Richtwerte für das Aufnahmeintervall
Die Wahl des optimalen Intervalls hängt stark von der Geschwindigkeit der Bewegung Ihres Motivs ab:
- 1 bis 2 Sekunden: Fließender Straßenverkehr, Fußgängerzonen, schnell ziehende Nebelschwaden.
- 3 bis 5 Sekunden: Sonnenuntergang, Sonnenaufgang, ziehende Schönwetterwolken.
- 10 bis 20 Sekunden: Langsame Schattenwanderungen, Gezeitenwechsel (Ebbe und Flut).
- 20 bis 30 Sekunden: Sternenhimmel, Milchstraße, Polarlicht (Astro-Timelapse).
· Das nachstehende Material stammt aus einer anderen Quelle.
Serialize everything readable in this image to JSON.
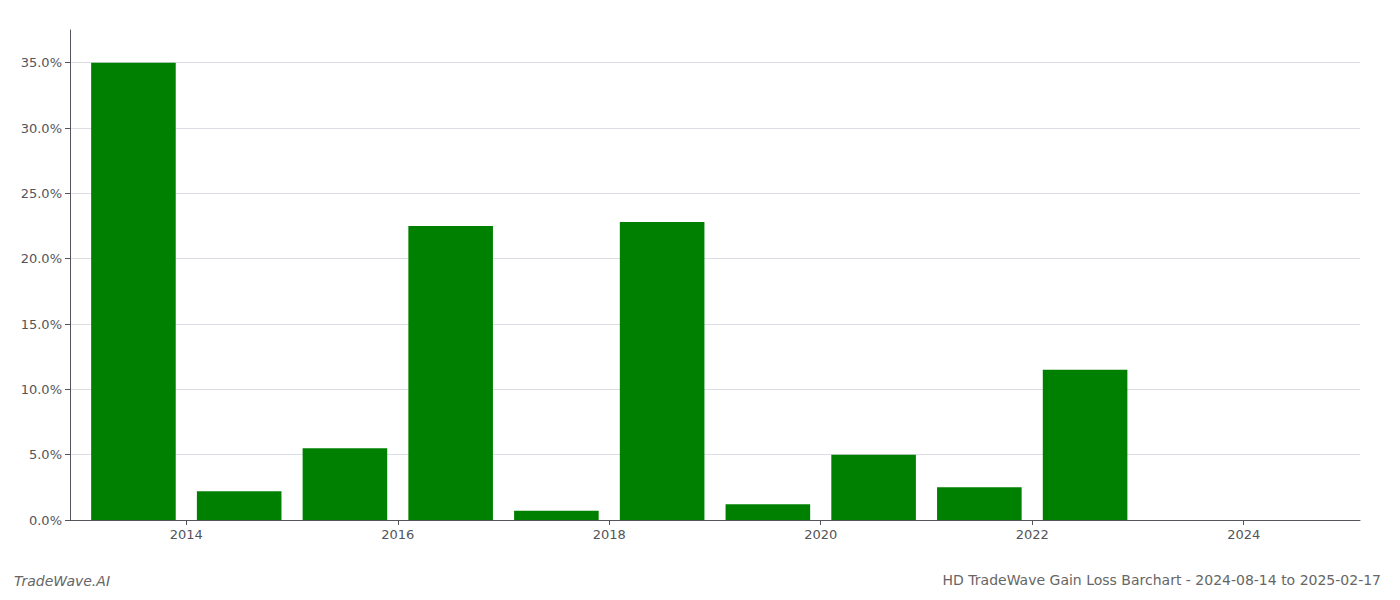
{
  "chart_data": {
    "type": "bar",
    "title": "HD TradeWave Gain Loss Barchart - 2024-08-14 to 2025-02-17",
    "annotations": [
      "TradeWave.AI"
    ],
    "x": [
      2013,
      2014,
      2015,
      2016,
      2017,
      2018,
      2019,
      2020,
      2021,
      2022,
      2023,
      2024
    ],
    "values": [
      0.35,
      0.022,
      0.055,
      0.225,
      0.007,
      0.228,
      0.012,
      0.05,
      0.025,
      0.115,
      0.0,
      0.0
    ],
    "color": "#008000",
    "xlim": [
      2012.4,
      2024.6
    ],
    "xticks": [
      {
        "value": 2013.5,
        "label": "2014"
      },
      {
        "value": 2015.5,
        "label": "2016"
      },
      {
        "value": 2017.5,
        "label": "2018"
      },
      {
        "value": 2019.5,
        "label": "2020"
      },
      {
        "value": 2021.5,
        "label": "2022"
      },
      {
        "value": 2023.5,
        "label": "2024"
      }
    ],
    "ylim": [
      0,
      0.375
    ],
    "yticks": [
      {
        "value": 0.0,
        "label": "0.0%"
      },
      {
        "value": 0.05,
        "label": "5.0%"
      },
      {
        "value": 0.1,
        "label": "10.0%"
      },
      {
        "value": 0.15,
        "label": "15.0%"
      },
      {
        "value": 0.2,
        "label": "20.0%"
      },
      {
        "value": 0.25,
        "label": "25.0%"
      },
      {
        "value": 0.3,
        "label": "30.0%"
      },
      {
        "value": 0.35,
        "label": "35.0%"
      }
    ],
    "grid": true
  }
}
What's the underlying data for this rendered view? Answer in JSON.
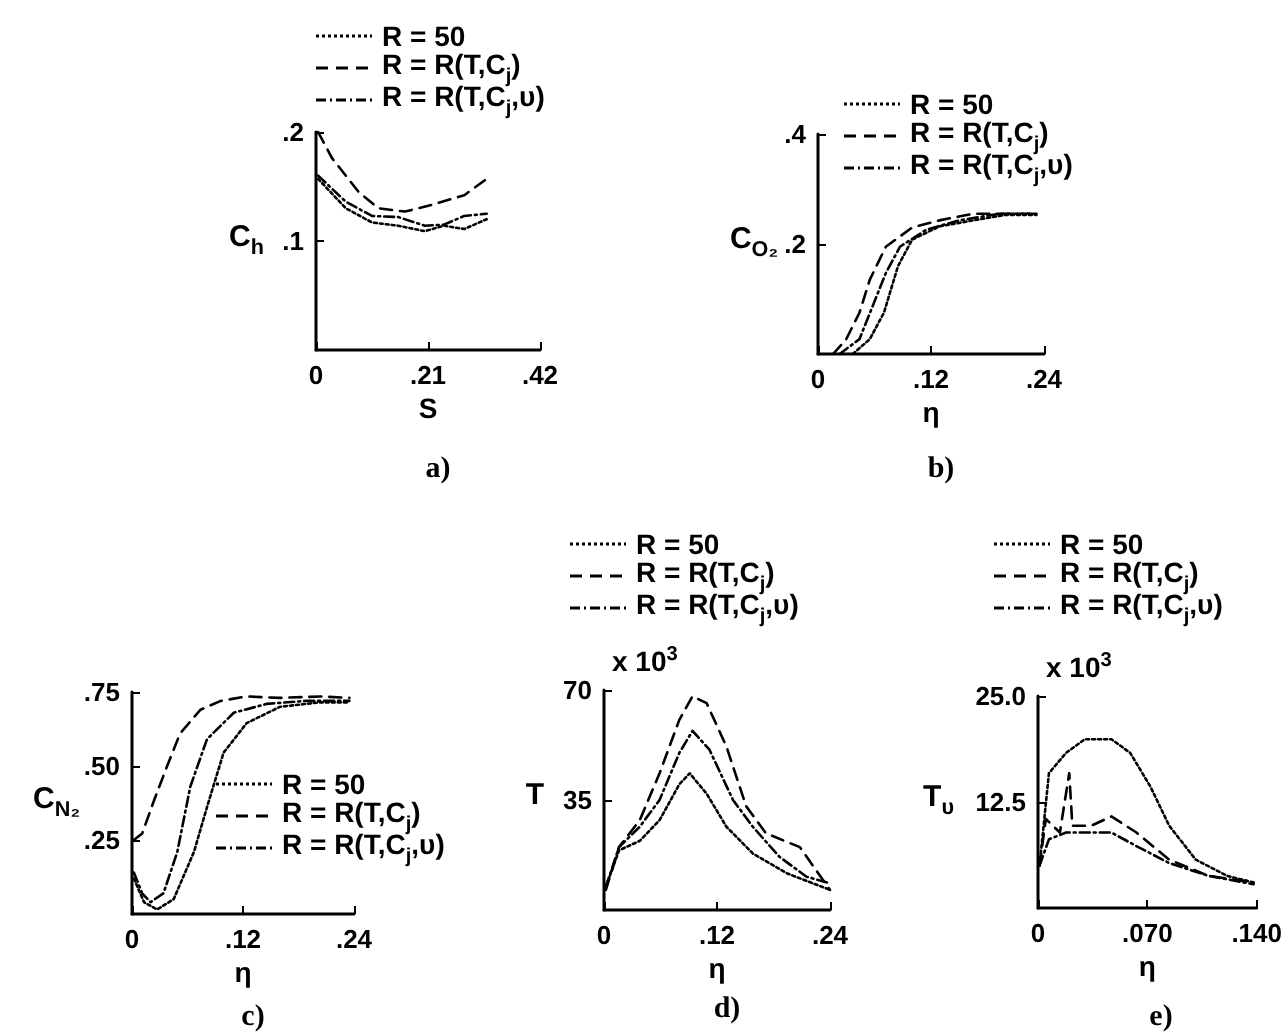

- 1 bis 10 Minuten: Pflanzenwachstum, aufblühende Blüten, Baufortschritte und Großprojekte.
Praxis-Tipps für professionelle Zeitraffer
Für hochwertige Ergebnisse sollten Sie neben der Berechnung mit dem Zeitraffer-Rechner folgende Aspekte beachten:
- 180-Grad-Regel: Wählen Sie eine Belichtungszeit von etwa 50 % des Intervalls (z. B. mit ND-Filtern / Graufiltern), um natürliche Bewegungsunschärfe ohne störendes Ruckeln zu erzielen.
- Manuelle Steuerung: Belichtungszeit, Blende, ISO und Weißabgleich manuell fixieren, um Helligkeitssprünge und Flackern (Flickering) zu verhindern.
- Speicherplatz und Energiebedarf: Kalkulieren Sie den Speicherbedarf (RAW-Dateigröße $\times$ Bildanzahl) und nutzen Sie bei langen Einsätzen eine Powerbank oder einen Dummy-Akku.
Typische Anwendungsbereiche für den Zeitraffer-Rechner
Der flexible Zeitraffer-Rechner eignet sich für unterschiedlichste Einsatzbereiche:
- Landschafts- und Astrofotografie: Exakte Vorbereitung für Milchstraßen-Sequenzen und dramatische Wolkenstimmungen.
- Event- und Baudokumentation: Zuverlässige Ermittlung von Langzeit-Intervallen über Tage, Wochen oder Monate.
- Social Media & Videoproduktion: Schnelle Ermittlung der nötigen Bildanzahl für Reels, Shorts und YouTube-Content.
- Ausrüstungs-Check: Frühzeitige Kalkulation von Speicherplatz und Akkukapazität für stressfreie Drehtage.